Dieselbe Konstruktion kennst du aus dem Minderjährigenrecht. Schließt ein beschränkt Geschäftsfähiger ohne Einwilligung einen Vertrag, ist er nach § 108 Abs. 1 BGB schwebend unwirksam, bis der gesetzliche Vertreter genehmigt. Der Mechanismus ist derselbe, nur die Person, die zustimmen muss, ist eine andere. Wer den einen Fall verstanden hat, kann den anderen mitnehmen. Auf der dinglichen Ebene wiederholt sich das Muster ein drittes Mal: Die Verfügung eines Nichtberechtigten nach § 185 BGB bleibt ebenfalls schwebend unwirksam, bis der Berechtigte zustimmt.

Genehmigung nach §§ 177 I, 184 I BGB: Rechtsfolge und Rückwirkung

Die Genehmigung ist eine einseitige, empfangsbedürftige Willenserklärung und formfrei, selbst wenn das genehmigte Geschäft formbedürftig war. Ihre Rechtsfolge steht in § 184 Abs. 1 BGB: Sie wirkt auf den Zeitpunkt der Vornahme des Rechtsgeschäfts zurück. Der Vertrag gilt damit als von Anfang an wirksam, so als hätte der Vertreter Vollmacht gehabt.

Diese Rückwirkung hat eine Grenze. Nach § 184 Abs. 2 BGB werden Verfügungen nicht unwirksam, die der Genehmigende vor der Genehmigung selbst über denselben Gegenstand getroffen hat, ebenso Verfügungen in der Zwangsvollstreckung oder durch den Insolvenzverwalter. Verkauft V den Wagen zwischenzeitlich an einen Dritten und übereignet ihn, bleibt diese Übereignung wirksam.

Wichtig für die Adressatenfrage: Bis zur Aufforderung nach § 177 Abs. 2 BGB kann der Vertretene die Genehmigung sowohl dem Vertreter als auch dem Geschäftsgegner gegenüber erklären, § 182 Abs. 1 BGB. Nach der Aufforderung geht das nur noch gegenüber dem Geschäftsgegner. Details zur Systematik von Einwilligung und Genehmigung stehen auf der Wissensseite zur Zustimmung nach §§ 182 ff. BGB.
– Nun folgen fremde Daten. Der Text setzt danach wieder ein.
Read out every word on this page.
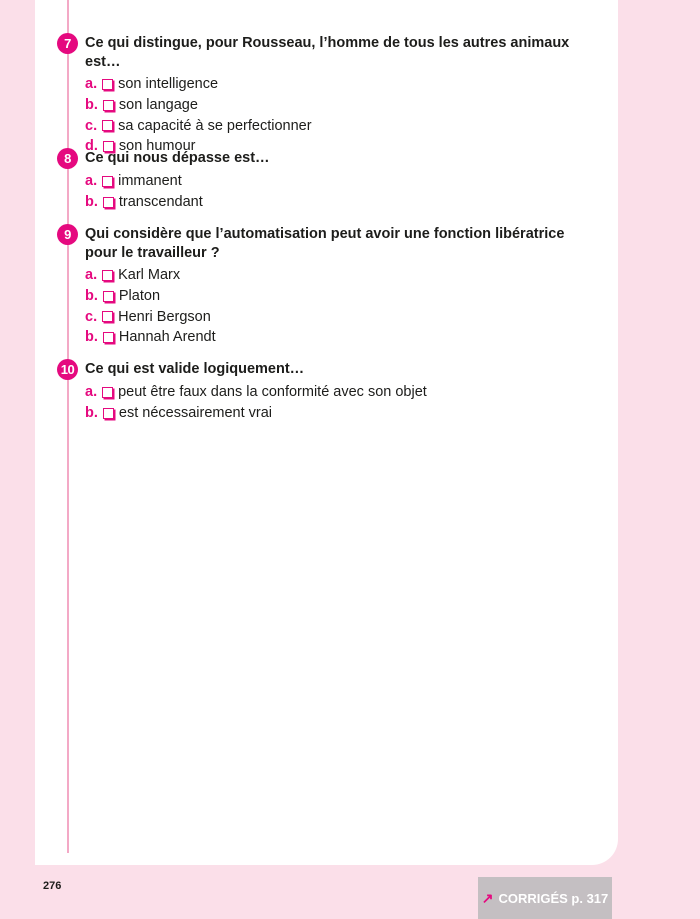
7 Ce qui distingue, pour Rousseau, l’homme de tous les autres animaux est…
a. son intelligence
b. son langage
c. sa capacité à se perfectionner
d. son humour
8 Ce qui nous dépasse est…
a. immanent
b. transcendant
9 Qui considère que l’automatisation peut avoir une fonction libératrice pour le travailleur ?
a. Karl Marx
b. Platon
c. Henri Bergson
b. Hannah Arendt
10 Ce qui est valide logiquement…
a. peut être faux dans la conformité avec son objet
b. est nécessairement vrai
276
↗ CORRIGÉS p. 317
Konkludente Genehmigung: was der BGH verlangt

Genehmigen kann man auch durch schlüssiges Verhalten. Wer die Ware annimmt, den Kaufpreis einfordert oder den Vertrag über Monate durchführt, genehmigt damit regelmäßig. Der BGH verlangt dafür zweierlei: Der Erklärende musste bei Anwendung der im Verkehr erforderlichen Sorgfalt erkennen und vermeiden können, dass sein Verhalten als Genehmigung verstanden werden durfte, und der Empfänger muss es tatsächlich so verstanden haben (BGH, Urt. v. 16.12.2009, XII ZR 146/07).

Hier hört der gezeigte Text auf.